Sunday, March 21, 2010

Khronicles of Kate

WARNING- DON'T READ IF YOU ARE THE QUEASY TYPE!

I love that joke by Jeff Foxworthy. He jokes how mothers can handle things the roter rooter can't touch! That is totally me. Very little grosses me out.

Anyway,

I knew it wasn't a good sign when, at church during the sacrament and a complete silent time of the meeting, Kate gags a little and tries to pick a little hair (that i could never see,) off her tongue. She gags a little more and throws up a tiny bit. She gags a tiny bit more and I pick her up and am running to the door. Of course everyone is staring at me because I am the only excitement happening during the sacrament. So it was a great joy to the onlookers when I was holding my hand over her mouth trying to trap the throw up in and it actually splatters out and into the air. The poor young boy who was the door holder never moved faster or had more fear in his eyes as I ran to him with splattering pukey toddler.

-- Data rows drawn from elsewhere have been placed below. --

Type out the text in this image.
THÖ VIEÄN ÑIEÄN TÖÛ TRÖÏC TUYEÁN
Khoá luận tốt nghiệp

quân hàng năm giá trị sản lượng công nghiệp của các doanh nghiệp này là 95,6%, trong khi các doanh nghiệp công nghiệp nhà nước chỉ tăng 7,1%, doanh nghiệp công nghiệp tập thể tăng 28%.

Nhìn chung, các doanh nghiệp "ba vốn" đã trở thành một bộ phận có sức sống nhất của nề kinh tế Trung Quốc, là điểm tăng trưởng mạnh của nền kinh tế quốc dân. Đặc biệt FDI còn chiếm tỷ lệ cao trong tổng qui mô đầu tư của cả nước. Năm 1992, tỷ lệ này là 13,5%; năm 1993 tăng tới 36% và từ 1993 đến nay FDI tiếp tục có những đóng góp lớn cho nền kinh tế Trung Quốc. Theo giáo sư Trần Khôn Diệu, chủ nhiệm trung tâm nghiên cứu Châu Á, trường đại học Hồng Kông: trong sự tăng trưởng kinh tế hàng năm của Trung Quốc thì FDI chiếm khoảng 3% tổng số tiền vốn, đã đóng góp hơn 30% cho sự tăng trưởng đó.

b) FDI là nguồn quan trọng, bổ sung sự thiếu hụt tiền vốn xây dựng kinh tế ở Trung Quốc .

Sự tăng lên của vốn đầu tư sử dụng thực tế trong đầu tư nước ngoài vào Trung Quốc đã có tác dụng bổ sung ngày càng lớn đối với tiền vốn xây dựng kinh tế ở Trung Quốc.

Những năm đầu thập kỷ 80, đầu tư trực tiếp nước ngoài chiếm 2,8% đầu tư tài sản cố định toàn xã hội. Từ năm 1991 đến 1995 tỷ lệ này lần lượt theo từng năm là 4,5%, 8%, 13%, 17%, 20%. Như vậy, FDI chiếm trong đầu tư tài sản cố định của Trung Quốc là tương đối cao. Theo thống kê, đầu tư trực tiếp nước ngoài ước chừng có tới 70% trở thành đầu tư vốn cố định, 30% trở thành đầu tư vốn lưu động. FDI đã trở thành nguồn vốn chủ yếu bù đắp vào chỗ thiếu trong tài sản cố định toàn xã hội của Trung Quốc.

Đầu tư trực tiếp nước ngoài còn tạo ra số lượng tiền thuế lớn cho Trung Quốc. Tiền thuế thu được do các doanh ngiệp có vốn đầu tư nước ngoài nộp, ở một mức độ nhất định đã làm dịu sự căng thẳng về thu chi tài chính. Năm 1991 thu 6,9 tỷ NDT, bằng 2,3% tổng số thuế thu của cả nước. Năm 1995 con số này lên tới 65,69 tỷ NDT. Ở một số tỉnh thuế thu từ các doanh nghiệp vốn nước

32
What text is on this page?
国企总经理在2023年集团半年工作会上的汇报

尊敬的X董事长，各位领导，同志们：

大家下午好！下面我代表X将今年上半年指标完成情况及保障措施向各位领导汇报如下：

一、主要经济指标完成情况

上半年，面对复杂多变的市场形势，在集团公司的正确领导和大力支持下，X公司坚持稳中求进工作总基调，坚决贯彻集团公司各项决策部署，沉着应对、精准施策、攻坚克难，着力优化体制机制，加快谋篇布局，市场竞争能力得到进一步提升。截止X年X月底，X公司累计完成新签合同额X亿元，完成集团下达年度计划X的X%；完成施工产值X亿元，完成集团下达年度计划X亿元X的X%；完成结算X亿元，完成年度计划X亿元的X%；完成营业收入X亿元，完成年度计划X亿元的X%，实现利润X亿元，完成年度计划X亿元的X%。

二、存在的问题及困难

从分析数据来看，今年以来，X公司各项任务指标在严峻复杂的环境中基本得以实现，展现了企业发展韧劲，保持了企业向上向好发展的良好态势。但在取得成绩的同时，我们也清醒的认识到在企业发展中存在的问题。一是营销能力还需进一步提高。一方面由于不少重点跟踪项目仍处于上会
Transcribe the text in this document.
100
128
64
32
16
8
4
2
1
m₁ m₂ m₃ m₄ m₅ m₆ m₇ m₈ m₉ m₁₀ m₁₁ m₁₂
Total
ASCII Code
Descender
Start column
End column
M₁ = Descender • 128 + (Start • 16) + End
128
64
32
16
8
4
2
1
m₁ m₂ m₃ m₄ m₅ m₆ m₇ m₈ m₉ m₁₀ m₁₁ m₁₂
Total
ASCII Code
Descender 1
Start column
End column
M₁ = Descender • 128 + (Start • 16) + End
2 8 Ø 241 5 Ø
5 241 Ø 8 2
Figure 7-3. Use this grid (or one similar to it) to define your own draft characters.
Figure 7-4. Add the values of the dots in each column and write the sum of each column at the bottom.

A sweet friend was waiting in the hall and helped me get provisions to clean my girl up. I totally humiliatingly go back in with wet paper towels to clean up any mess I might see. I look at Corey. There he sits, just listening to the meeting. Cracks me up! Guys! A little assistance might have been appropriate but its all good, right? He said he didn't realize what was going on. I am going to use that excuse next time. "Huh? What? I didn't notice anything..."

Excuse the unedited pictures. I was going to crop out the wet shirt mess but Corey redid our computer and now I don't know how to work anything. I HATE that.





Apparently I don't know how to rotate the pictures either. Oh well.

1 comment:

Unknown said...

you are a brave woman, I don't do throw up, Joe and I have a deal, he does the throw up and I do the poo! I would totally throw up myself if I had to deal with it!